O que eu andei pr´aqui chegar

Mais um ano se passou. O mesmo rio sereno e manso, as mesmas margens amenas e bem cuidadas, as mesmas copas verdes, talvez mais altas, dos enormes e frondosos plátanos, o mesmo passeio matinal e ao fim da tarde, rio acima e rio abaixo, namorando as águas que nunca são as mesmas. Quantas águas por aqui passaram e se tornaram águas de mar! Tantas quantas as memórias me fazem recordar. Sento-me na margem, fecho os olhos e percorro o rio da saudade, com um leve sorriso nos lábios ou alguma lágrima no canto dos olhos. O pensamento voa até aos anos que passaram, mais alto ou mais baixo, mais longe ou mais perto, como voam os patos bravos que por ali vivem. 

A manhã estava linda, inundada de sol radioso. Seguia eu pelo passeio empedrado da margem esquerda, salpicada por uns chuviscos que a brisa leve trazia do géiser implantado no meio do rio, quando repentinamente sai do beiral do balneário termal um bando de aves pequeninas, voando que nem flechas direitas à minha cabeça, rasando-me o cabelo. Assustei-me, tentando afastar-me daquele ataque súbito e inesperado. Presenciando a cena, o homem das obras riu-se e serenou-me, dizendo que eram andorinhas que estavam a nidificar no beiral e se assustaram com a presença de alguém desconhecido. Compreendi que tentaram defender-se, atacando-me. Se não fosse verdade eu não acreditaria. E logo andorinhas, as nervosas mas pacíficas avezinhas da minha infância! Que pena, respondi eu, gosto tanto de andorinhas. Quem me dera ser andorinha. Sorrimos.

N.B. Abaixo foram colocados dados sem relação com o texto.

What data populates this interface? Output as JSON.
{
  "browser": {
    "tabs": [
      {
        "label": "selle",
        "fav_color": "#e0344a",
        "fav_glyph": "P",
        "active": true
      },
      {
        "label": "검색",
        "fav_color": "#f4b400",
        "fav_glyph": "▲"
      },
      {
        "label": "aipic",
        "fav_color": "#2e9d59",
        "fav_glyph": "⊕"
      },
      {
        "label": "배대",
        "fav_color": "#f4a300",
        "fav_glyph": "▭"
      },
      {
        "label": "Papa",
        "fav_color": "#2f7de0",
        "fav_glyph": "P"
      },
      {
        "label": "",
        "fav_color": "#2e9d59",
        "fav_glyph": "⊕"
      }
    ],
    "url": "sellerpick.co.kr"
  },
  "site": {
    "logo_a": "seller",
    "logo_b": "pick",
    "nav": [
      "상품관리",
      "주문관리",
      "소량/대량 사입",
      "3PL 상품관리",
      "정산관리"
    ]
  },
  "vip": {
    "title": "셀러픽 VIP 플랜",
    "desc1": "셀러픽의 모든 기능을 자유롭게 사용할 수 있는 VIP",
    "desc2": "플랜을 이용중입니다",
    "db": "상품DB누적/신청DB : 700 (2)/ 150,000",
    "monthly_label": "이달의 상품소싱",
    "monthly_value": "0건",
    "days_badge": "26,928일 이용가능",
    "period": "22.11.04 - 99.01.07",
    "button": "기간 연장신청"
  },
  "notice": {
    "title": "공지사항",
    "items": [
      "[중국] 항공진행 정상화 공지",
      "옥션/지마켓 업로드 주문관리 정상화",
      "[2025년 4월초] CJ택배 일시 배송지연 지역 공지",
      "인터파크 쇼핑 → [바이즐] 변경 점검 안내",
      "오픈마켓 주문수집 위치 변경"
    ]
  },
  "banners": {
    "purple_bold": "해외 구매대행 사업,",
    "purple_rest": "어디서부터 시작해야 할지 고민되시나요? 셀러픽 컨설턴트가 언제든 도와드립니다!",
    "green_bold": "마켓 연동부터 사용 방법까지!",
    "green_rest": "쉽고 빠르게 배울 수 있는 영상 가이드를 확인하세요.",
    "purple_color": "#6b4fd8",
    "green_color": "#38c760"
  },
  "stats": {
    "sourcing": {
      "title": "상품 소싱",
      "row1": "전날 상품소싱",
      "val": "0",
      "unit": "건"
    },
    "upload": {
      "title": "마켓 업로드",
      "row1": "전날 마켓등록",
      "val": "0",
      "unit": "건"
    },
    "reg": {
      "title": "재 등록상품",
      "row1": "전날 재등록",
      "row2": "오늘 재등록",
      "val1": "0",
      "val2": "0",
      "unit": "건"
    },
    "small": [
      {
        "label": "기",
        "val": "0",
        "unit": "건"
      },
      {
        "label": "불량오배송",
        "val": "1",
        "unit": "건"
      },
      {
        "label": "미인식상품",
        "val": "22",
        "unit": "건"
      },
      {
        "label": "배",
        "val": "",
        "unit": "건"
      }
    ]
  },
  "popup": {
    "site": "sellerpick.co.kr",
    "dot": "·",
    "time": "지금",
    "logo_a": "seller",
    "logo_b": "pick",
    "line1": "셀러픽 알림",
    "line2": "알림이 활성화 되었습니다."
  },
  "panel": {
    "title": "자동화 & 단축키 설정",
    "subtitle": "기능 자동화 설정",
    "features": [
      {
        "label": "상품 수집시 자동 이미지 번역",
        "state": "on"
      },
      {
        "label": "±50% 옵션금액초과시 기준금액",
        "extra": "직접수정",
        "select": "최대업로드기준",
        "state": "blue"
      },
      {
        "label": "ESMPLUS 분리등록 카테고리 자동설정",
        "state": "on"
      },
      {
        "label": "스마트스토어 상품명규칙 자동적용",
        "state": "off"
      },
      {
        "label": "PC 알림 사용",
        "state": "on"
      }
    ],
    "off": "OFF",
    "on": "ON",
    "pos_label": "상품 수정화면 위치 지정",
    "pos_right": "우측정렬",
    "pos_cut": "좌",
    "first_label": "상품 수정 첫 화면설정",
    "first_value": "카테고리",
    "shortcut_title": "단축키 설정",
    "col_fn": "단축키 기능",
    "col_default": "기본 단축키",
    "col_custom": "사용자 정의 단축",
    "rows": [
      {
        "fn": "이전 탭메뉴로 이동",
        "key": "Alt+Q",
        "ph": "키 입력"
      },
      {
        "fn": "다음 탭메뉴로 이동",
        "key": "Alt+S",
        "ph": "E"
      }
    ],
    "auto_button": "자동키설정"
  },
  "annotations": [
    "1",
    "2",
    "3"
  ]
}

No rotineiro passeio da tarde decidi fazer o mesmo percurso, voltando sem medo ao mesmo sítio, esperando a mesma reação das andorinhas. Mas nada aconteceu. Compreenderam que eu trazia comigo a paz e não a guerra. Ou então… ouviram o que eu disse ao homem das obras. 

Sentei-me ali num dos muitos banquinhos virados para o rio, em silêncio, a ver as águas que não eram as mesmas e a pensar nas muitas que por ali passaram e no que eu andei pr’aqui chegar.